O cenário assinado por Márcio Vinícius é um belo acerto, ele consegue valorizar a cena e acompanhar o brilho da luz. Os adereços revivem bem as arenas dionisíacas, quando falamos de máscaras, mas o closet de Villela cai novamente sobre outro espetáculo seu, e coloca nas mãos de atores guarda-chuvas que não se encaixam em nenhum sentido, nem mesmo cênico. Ainda não consegui entender o porquê de tantos guarda-chuvas em seus espetáculos.
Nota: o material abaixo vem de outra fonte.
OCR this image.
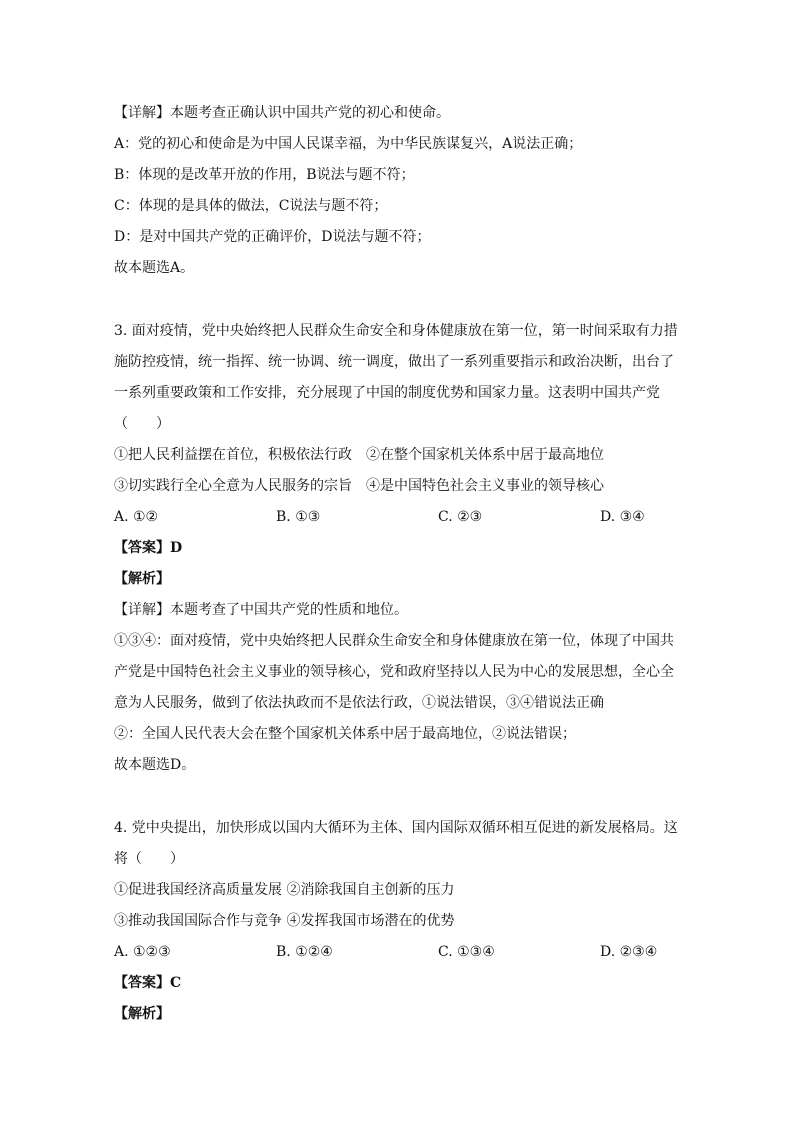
【详解】本题考查正确认识中国共产党的初心和使命。
A：党的初心和使命是为中国人民谋幸福，为中华民族谋复兴，A说法正确；
B：体现的是改革开放的作用，B说法与题不符；
C：体现的是具体的做法，C说法与题不符；
D：是对中国共产党的正确评价，D说法与题不符；
故本题选A。
3. 面对疫情，党中央始终把人民群众生命安全和身体健康放在第一位，第一时间采取有力措
施防控疫情，统一指挥、统一协调、统一调度，做出了一系列重要指示和政治决断，出台了
一系列重要政策和工作安排，充分展现了中国的制度优势和国家力量。这表明中国共产党
（　　）
①把人民利益摆在首位，积极依法行政　②在整个国家机关体系中居于最高地位
③切实践行全心全意为人民服务的宗旨　④是中国特色社会主义事业的领导核心
A. ①②	B. ①③	C. ②③	D. ③④
【答案】D
【解析】
【详解】本题考查了中国共产党的性质和地位。
①③④：面对疫情，党中央始终把人民群众生命安全和身体健康放在第一位，体现了中国共
产党是中国特色社会主义事业的领导核心，党和政府坚持以人民为中心的发展思想，全心全
意为人民服务，做到了依法执政而不是依法行政，①说法错误，③④错说法正确
②：全国人民代表大会在整个国家机关体系中居于最高地位，②说法错误；
故本题选D。
4. 党中央提出，加快形成以国内大循环为主体、国内国际双循环相互促进的新发展格局。这
将（　　）
①促进我国经济高质量发展 ②消除我国自主创新的压力
③推动我国国际合作与竞争 ④发挥我国市场潜在的优势
A. ①②③	B. ①②④	C. ①③④	D. ②③④
【答案】C
【解析】
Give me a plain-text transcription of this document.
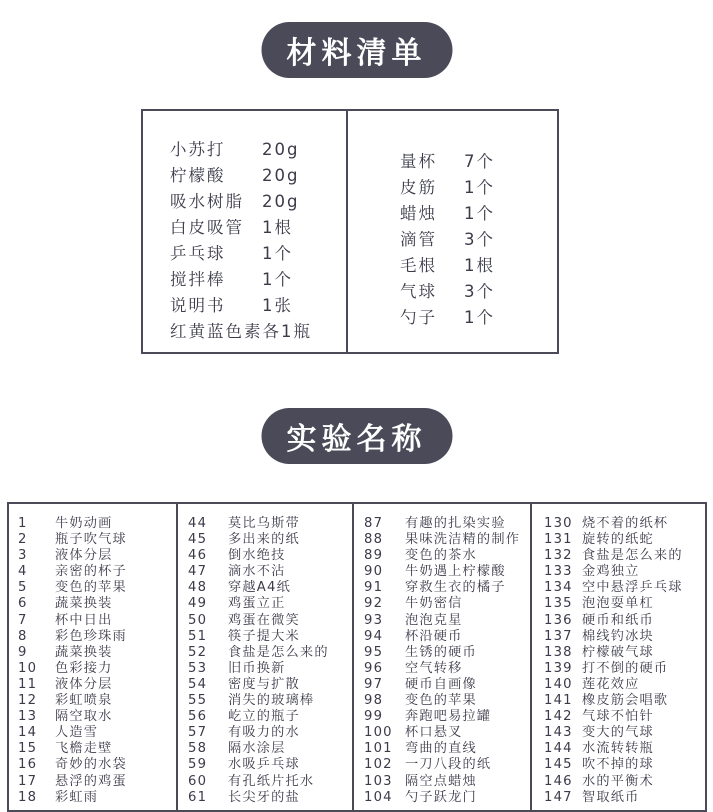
材料清单
小苏打 20g
柠檬酸 20g
吸水树脂 20g
白皮吸管 1根
乒乓球 1个
搅拌棒 1个
说明书 1张
红黄蓝色素各1瓶
量杯 7个
皮筋 1个
蜡烛 1个
滴管 3个
毛根 1根
气球 3个
勺子 1个
实验名称
1 牛奶动画
2 瓶子吹气球
3 液体分层
4 亲密的杯子
5 变色的苹果
6 蔬菜换装
7 杯中日出
8 彩色珍珠雨
9 蔬菜换装
10 色彩接力
11 液体分层
12 彩虹喷泉
13 隔空取水
14 人造雪
15 飞檐走壁
16 奇妙的水袋
17 悬浮的鸡蛋
18 彩虹雨
44 莫比乌斯带
45 多出来的纸
46 倒水绝技
47 滴水不沾
48 穿越A4纸
49 鸡蛋立正
50 鸡蛋在微笑
51 筷子提大米
52 食盐是怎么来的
53 旧币换新
54 密度与扩散
55 消失的玻璃棒
56 屹立的瓶子
57 有吸力的水
58 隔水涂层
59 水吸乒乓球
60 有孔纸片托水
61 长尖牙的盐
87 有趣的扎染实验
88 果味洗洁精的制作
89 变色的茶水
90 牛奶遇上柠檬酸
91 穿救生衣的橘子
92 牛奶密信
93 泡泡克星
94 杯沿硬币
95 生锈的硬币
96 空气转移
97 硬币自画像
98 变色的苹果
99 奔跑吧易拉罐
100 杯口悬叉
101 弯曲的直线
102 一刀八段的纸
103 隔空点蜡烛
104 勺子跃龙门
130 烧不着的纸杯
131 旋转的纸蛇
132 食盐是怎么来的
133 金鸡独立
134 空中悬浮乒乓球
135 泡泡耍单杠
136 硬币和纸币
137 棉线钓冰块
138 柠檬破气球
139 打不倒的硬币
140 莲花效应
141 橡皮筋会唱歌
142 气球不怕针
143 变大的气球
144 水流转转瓶
145 吹不掉的球
146 水的平衡术
147 智取纸币
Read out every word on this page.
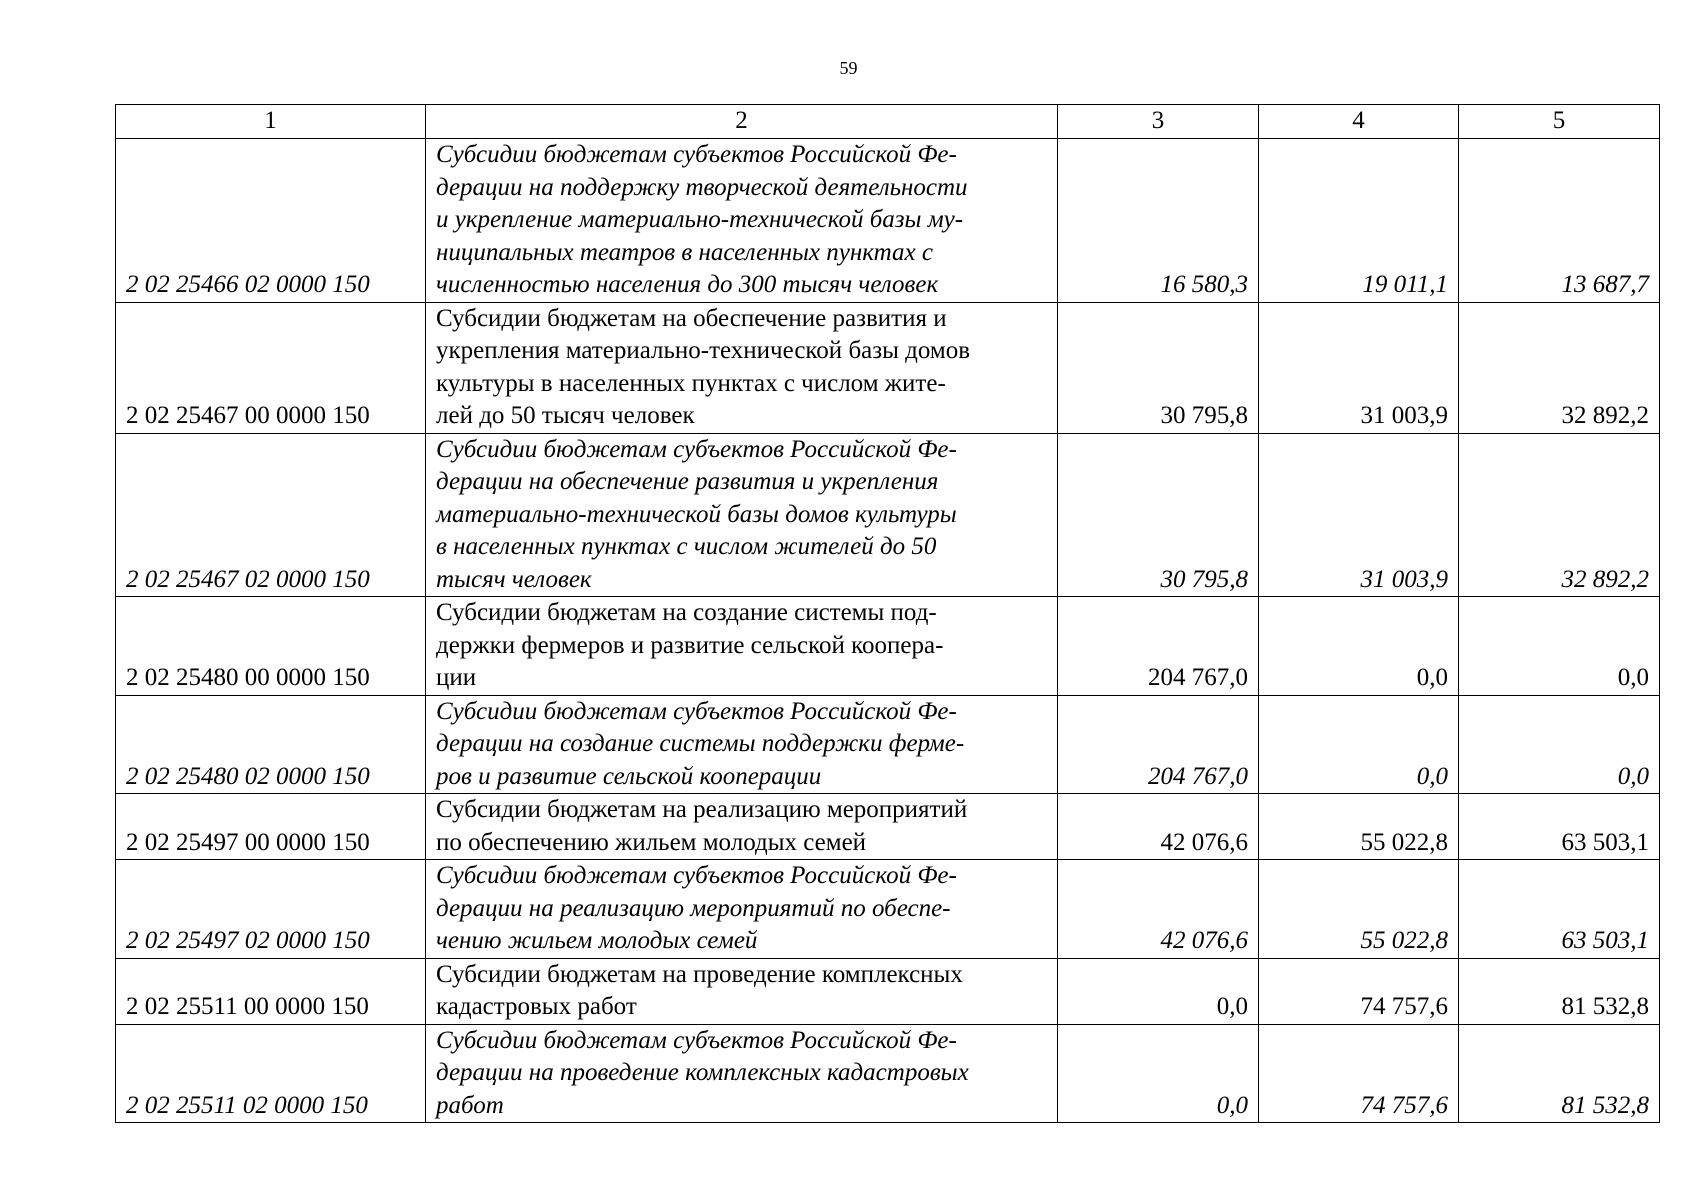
59
1	2	3	4	5
2 02 25466 02 0000 150	Субсидии бюджетам субъектов Российской Фе-
дерации на поддержку творческой деятельности
и укрепление материально-технической базы му-
ниципальных театров в населенных пунктах с
численностью населения до 300 тысяч человек	16 580,3	19 011,1	13 687,7
2 02 25467 00 0000 150	Субсидии бюджетам на обеспечение развития и
укрепления материально-технической базы домов
культуры в населенных пунктах с числом жите-
лей до 50 тысяч человек	30 795,8	31 003,9	32 892,2
2 02 25467 02 0000 150	Субсидии бюджетам субъектов Российской Фе-
дерации на обеспечение развития и укрепления
материально-технической базы домов культуры
в населенных пунктах с числом жителей до 50
тысяч человек	30 795,8	31 003,9	32 892,2
2 02 25480 00 0000 150	Субсидии бюджетам на создание системы под-
держки фермеров и развитие сельской коопера-
ции	204 767,0	0,0	0,0
2 02 25480 02 0000 150	Субсидии бюджетам субъектов Российской Фе-
дерации на создание системы поддержки ферме-
ров и развитие сельской кооперации	204 767,0	0,0	0,0
2 02 25497 00 0000 150	Субсидии бюджетам на реализацию мероприятий
по обеспечению жильем молодых семей	42 076,6	55 022,8	63 503,1
2 02 25497 02 0000 150	Субсидии бюджетам субъектов Российской Фе-
дерации на реализацию мероприятий по обеспе-
чению жильем молодых семей	42 076,6	55 022,8	63 503,1
2 02 25511 00 0000 150	Субсидии бюджетам на проведение комплексных
кадастровых работ	0,0	74 757,6	81 532,8
2 02 25511 02 0000 150	Субсидии бюджетам субъектов Российской Фе-
дерации на проведение комплексных кадастровых
работ	0,0	74 757,6	81 532,8
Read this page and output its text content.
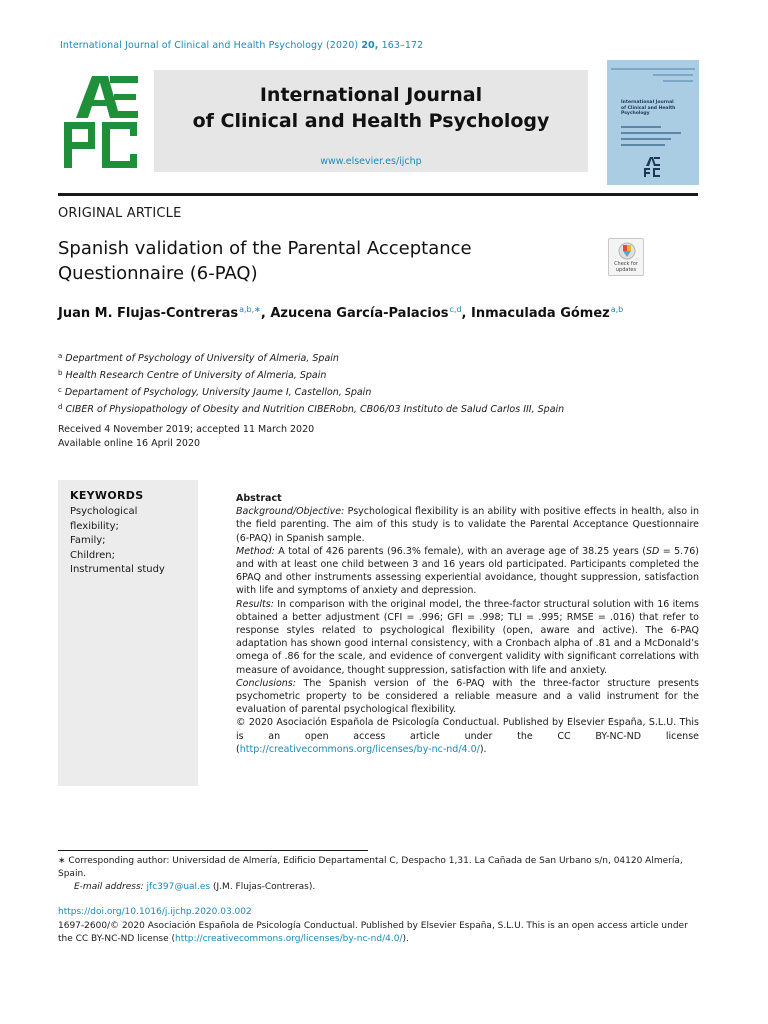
International Journal of Clinical and Health Psychology (2020) 20, 163–172
International Journal
of Clinical and Health Psychology
www.elsevier.es/ijchp
International Journal
of Clinical and Health Psychology
ORIGINAL ARTICLE
Spanish validation of the Parental Acceptance
Questionnaire (6-PAQ)	Check for
updates
Juan M. Flujas-Contreras$^{a,b,∗}$, Azucena García-Palacios$^{c,d}$, Inmaculada Gómez$^{a,b}$
$^a$ Department of Psychology of University of Almeria, Spain
$^b$ Health Research Centre of University of Almeria, Spain
$^c$ Departament of Psychology, University Jaume I, Castellon, Spain
$^d$ CIBER of Physiopathology of Obesity and Nutrition CIBERobn, CB06/03 Instituto de Salud Carlos III, Spain
Received 4 November 2019; accepted 11 March 2020
Available online 16 April 2020
KEYWORDS
Psychological
flexibility;
Family;
Children;
Instrumental study
Abstract
Background/Objective: Psychological flexibility is an ability with positive effects in health, also in the field parenting. The aim of this study is to validate the Parental Acceptance Questionnaire (6-PAQ) in Spanish sample.
Method: A total of 426 parents (96.3% female), with an average age of 38.25 years (SD = 5.76) and with at least one child between 3 and 16 years old participated. Participants completed the 6PAQ and other instruments assessing experiential avoidance, thought suppression, satisfaction with life and symptoms of anxiety and depression.
Results: In comparison with the original model, the three-factor structural solution with 16 items obtained a better adjustment (CFI = .996; GFI = .998; TLI = .995; RMSE = .016) that refer to response styles related to psychological flexibility (open, aware and active). The 6-PAQ adaptation has shown good internal consistency, with a Cronbach alpha of .81 and a McDonald’s omega of .86 for the scale, and evidence of convergent validity with significant correlations with measure of avoidance, thought suppression, satisfaction with life and anxiety.
Conclusions: The Spanish version of the 6-PAQ with the three-factor structure presents psychometric property to be considered a reliable measure and a valid instrument for the evaluation of parental psychological flexibility.
© 2020 Asociación Española de Psicología Conductual. Published by Elsevier España, S.L.U. This is an open access article under the CC BY-NC-ND license (http://creativecommons.org/licenses/by-nc-nd/4.0/).
∗ Corresponding author: Universidad de Almería, Edificio Departamental C, Despacho 1,31. La Cañada de San Urbano s/n, 04120 Almería, Spain.
E-mail address: jfc397@ual.es (J.M. Flujas-Contreras).
https://doi.org/10.1016/j.ijchp.2020.03.002
1697-2600/© 2020 Asociación Española de Psicología Conductual. Published by Elsevier España, S.L.U. This is an open access article under the CC BY-NC-ND license (http://creativecommons.org/licenses/by-nc-nd/4.0/).
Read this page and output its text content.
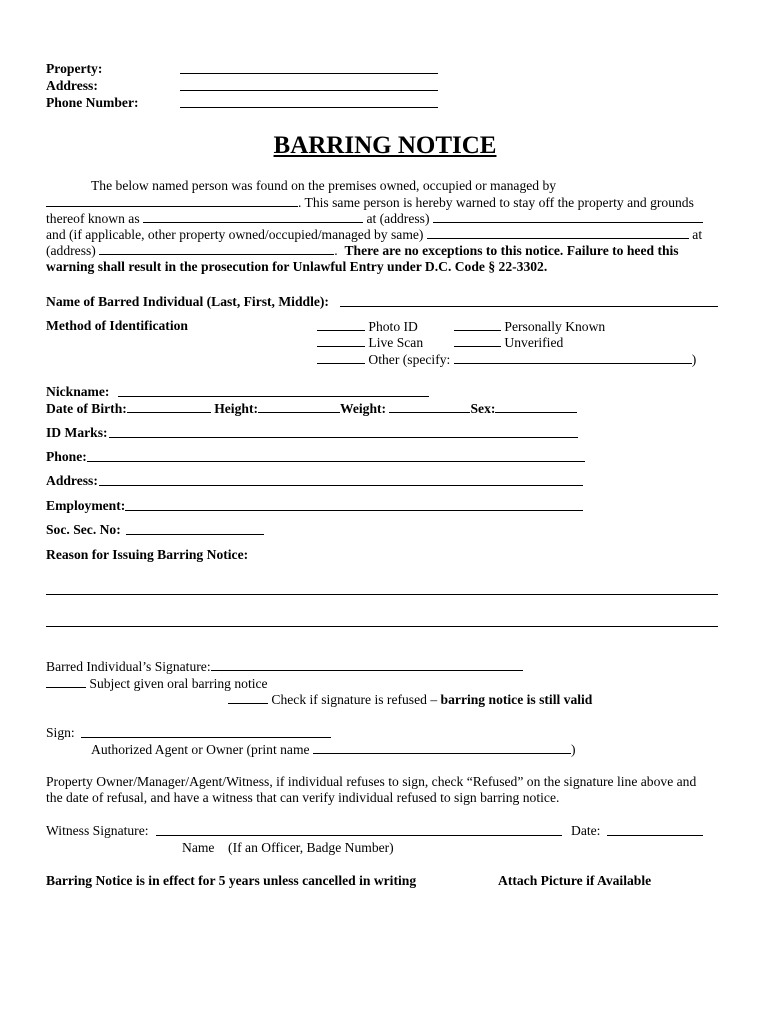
Property:
Address:
Phone Number:
BARRING NOTICE
The below named person was found on the premises owned, occupied or managed by
. This same person is hereby warned to stay off the property and grounds
thereof known as	at (address)
and (if applicable, other property owned/occupied/managed by same)	at
(address)	. There are no exceptions to this notice. Failure to heed this
warning shall result in the prosecution for Unlawful Entry under D.C. Code § 22-3302.
Name of Barred Individual (Last, First, Middle):
Method of Identification	Photo ID	Personally Known
Live Scan	Unverified
Other (specify:	)
Nickname:
Date of Birth:	Height:	Weight:	Sex:
ID Marks:
Phone:
Address:
Employment:
Soc. Sec. No:
Reason for Issuing Barring Notice:
Barred Individual’s Signature:
Subject given oral barring notice
Check if signature is refused – barring notice is still valid
Sign:
Authorized Agent or Owner (print name	)
Property Owner/Manager/Agent/Witness, if individual refuses to sign, check “Refused” on the signature line above and
the date of refusal, and have a witness that can verify individual refused to sign barring notice.
Witness Signature:	Date:
Name    (If an Officer, Badge Number)
Barring Notice is in effect for 5 years unless cancelled in writing	Attach Picture if Available
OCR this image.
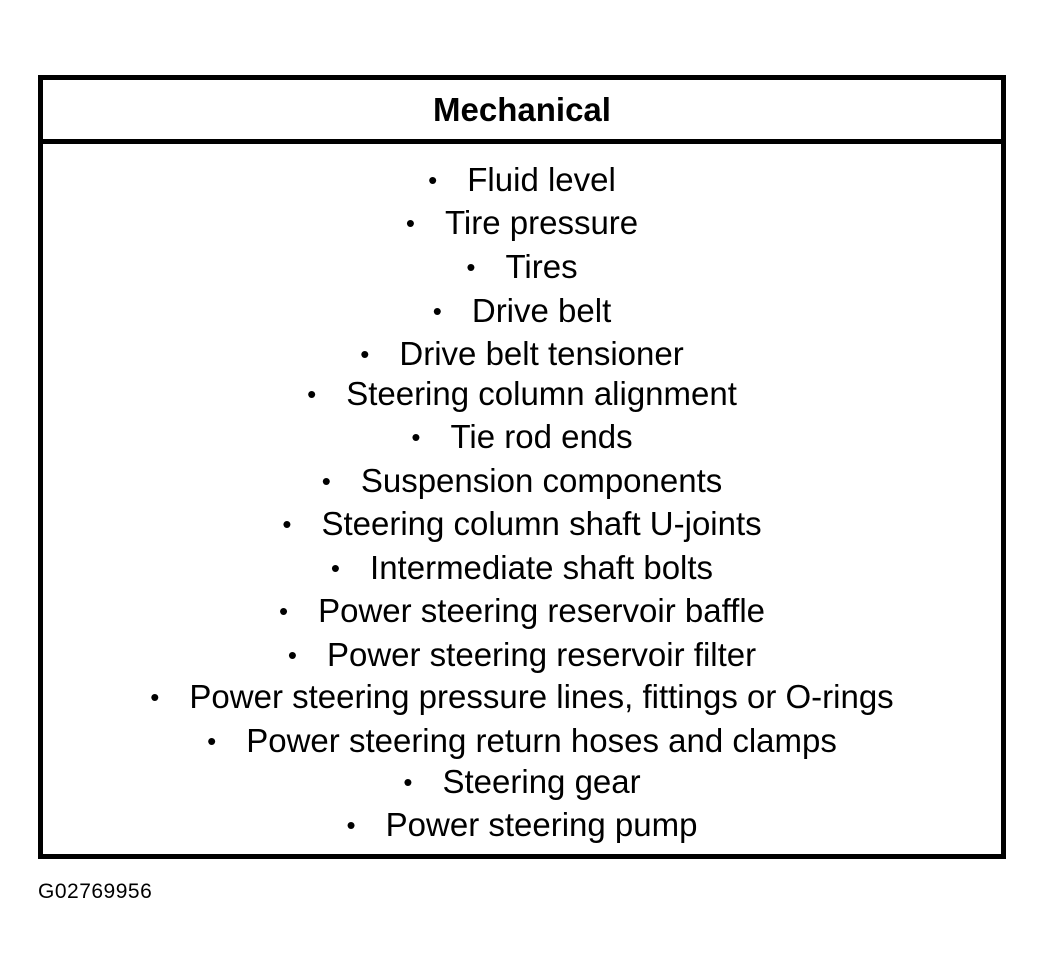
Mechanical
• Fluid level
• Tire pressure
• Tires
• Drive belt
• Drive belt tensioner
• Steering column alignment
• Tie rod ends
• Suspension components
• Steering column shaft U-joints
• Intermediate shaft bolts
• Power steering reservoir baffle
• Power steering reservoir filter
• Power steering pressure lines, fittings or O-rings
• Power steering return hoses and clamps
• Steering gear
• Power steering pump
G02769956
As músicas entoadas pelos atores são um retrato épico, mas caem novamente em sua mesma característica de carimbar sempre a mesma digital em diversos espetáculos. Uma direção precisa ser mutável, na medida em que o espetáculo muda de roteiro, ou então, é melhor manter o mesmo texto por anos em cartaz.

O Teatro Vivo, mais uma vez, recebe uma encenação clássica, e desta forma segue sua linha curatorial, descartando qualquer forma mais burlesca e alternativa de roteiro e mantém-se num cordel contínuo de espetáculos, evidenciando um elitismo cultural, mesmo com oportunidades apresentadas pelo programa de cultura da empresa de telefonia móvel, o Vivo Encena, é preciso abrir os camarins para uma transformação daquele palco. O teatro precisa ser mutável, mantendo-se em sua essência de transmitir cultura, humor e entretenimento. Essa não é uma característica exclusiva do Teatro Vivo, este é um conceito que tomou conta das curadorias teatrais. Os palcos são entradas para toda a manifestação cultural, desejável a grande parte da sociedade, não apenas as seletivas clássicas, ou ao humor que se faz na televisão e transfigura-se em stand up nos palcos, como tem feito o Teatro Frei Caneca. O Vivo é o teatro mais bem preparado do Brasil, com o devido acesso para deficientes auditivos, visuais e motores. Colaboradores voluntários da Vivo dão aos espectadores com deficiência visual informações referentes a todo o meio cênico do espetáculo, assim como interpretações em libras e legendas, para deficientes auditivos.
“Hécuba” estará em cartaz durante todo o mês de janeiro do próximo ano no Teatro Vivo, em São Paulo. Os ingressos podem ser comprados na bilheteria do teatro, ou pelo Ingresso Rápido, na internet. Sextas às 21h30 e domingo às 20h, ao valor de R$ 40,0, e aos sábados às 21h, sob o valor de R$ 60,0.